A well-respected Launceston doctor has been remembered as an "outstanding and compassionate" healthcare leader who worked tirelessly for the northern Tasmanian community.
Associate Professor Alasdair Bruce MacDonald, who served as the Launceston General Hospital (LGH) Director of Medicine, died on December 25.
Dr MacDonald started his career as a fourth-year medical student at the LGH in 1985, where he worked for 10 years, and returned again in 1999, following a brief appointment interstate.
Dr MacDonald achieved many notable appointments during his lifetime: he was a Clinical Associate Professor at the University of Tasmania, former chair of the Tasmanian Lead Clinicians body and the National Clinicians body, chairperson for the Clinical Advisory Committee to the Independent Hospital Pricing Authority and was on the Healthcare Homes Implementation Advisory Committee for the College of Medicine.
He was also a past Royal Australasian College of Physicians (RACP) board member, the Adult Medicine Division president, and the Internal Medicine Society of Australia and New Zealand president.
Health Minister Guy Barnett said he extends his deepest condolences to the family and friends of Dr MacDonald.
"Alasdair was an outstanding doctor, administrator, and leader who was passionate about providing the best possible care for the greater Launceston community," Mr Barnett said.
"[He] was not just a co-worker but a friend to many, providing care, leadership, and compassion to patients and colleagues across a long career.
"The thoughts and heartfelt condolences of the entire Launceston community go out to Alasdair's family, friends, and all those within the Department and staff who have been affected by this devastating loss.
"Vale Alasdair MacDonald."
Labor Bass MP Michelle O'Byrne said she sends her "most heartfelt and deepest of sympathies" to all who loved and worked with Dr MacDonald.

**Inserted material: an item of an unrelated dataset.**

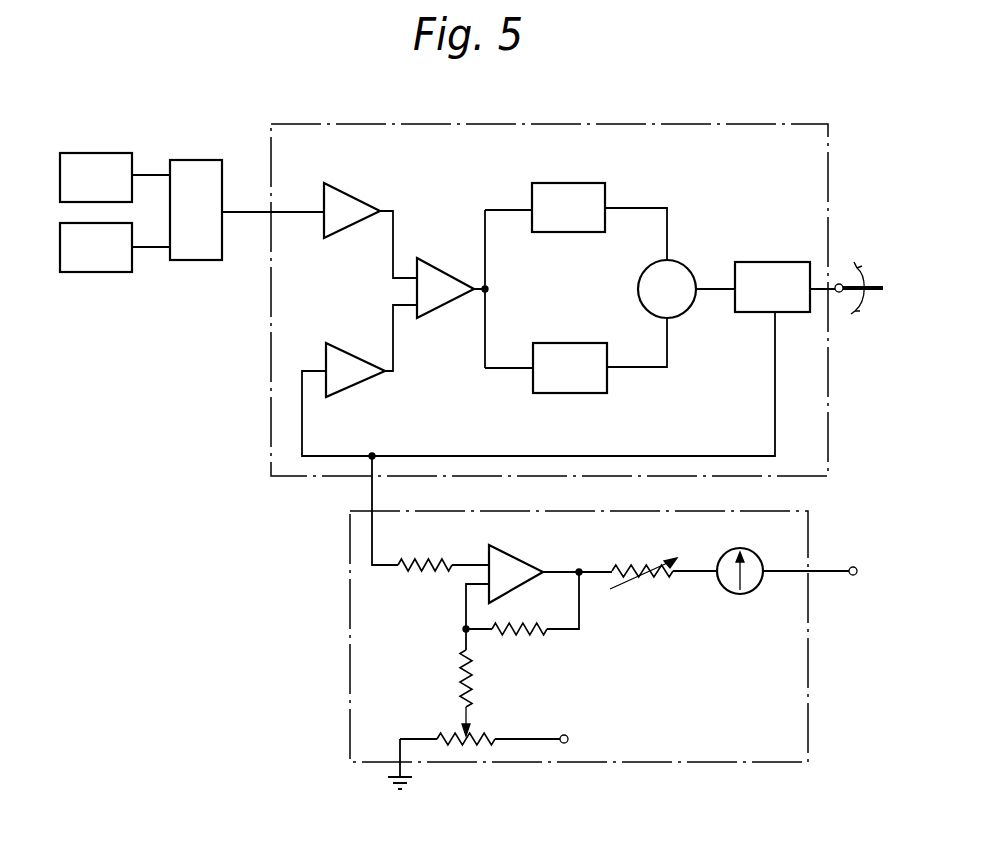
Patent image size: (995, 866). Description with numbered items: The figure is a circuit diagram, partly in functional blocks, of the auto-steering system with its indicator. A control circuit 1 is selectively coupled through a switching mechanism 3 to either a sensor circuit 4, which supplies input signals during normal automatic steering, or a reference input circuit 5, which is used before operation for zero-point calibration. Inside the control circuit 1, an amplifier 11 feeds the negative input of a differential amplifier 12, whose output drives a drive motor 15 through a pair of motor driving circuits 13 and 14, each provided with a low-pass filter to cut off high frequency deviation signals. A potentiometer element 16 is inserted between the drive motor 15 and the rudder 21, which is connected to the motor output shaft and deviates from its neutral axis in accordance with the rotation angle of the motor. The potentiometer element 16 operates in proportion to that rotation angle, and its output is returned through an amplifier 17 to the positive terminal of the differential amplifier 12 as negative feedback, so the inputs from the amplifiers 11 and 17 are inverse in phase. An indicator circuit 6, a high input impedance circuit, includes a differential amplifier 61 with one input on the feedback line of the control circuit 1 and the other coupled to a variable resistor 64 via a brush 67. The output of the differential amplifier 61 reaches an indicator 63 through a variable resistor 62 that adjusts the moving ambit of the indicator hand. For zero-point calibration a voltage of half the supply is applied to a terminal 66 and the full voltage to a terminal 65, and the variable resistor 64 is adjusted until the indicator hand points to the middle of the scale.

"Alasdair was one of the finest people I've ever met, and it was an honour to work with him during my time as the former Minister for Health," Ms O'Byrne said.
"He was intelligent and pragmatic but with an incredible passion and vision. He was dedicated to public health access. He was also charming, kind, and really funny.
"But beyond his skill and his commitment to health and to people, there was his overwhelming love for his wife and family, and enormous pride in his kids who brought him such joy and he was clearly besotted with his new grandson."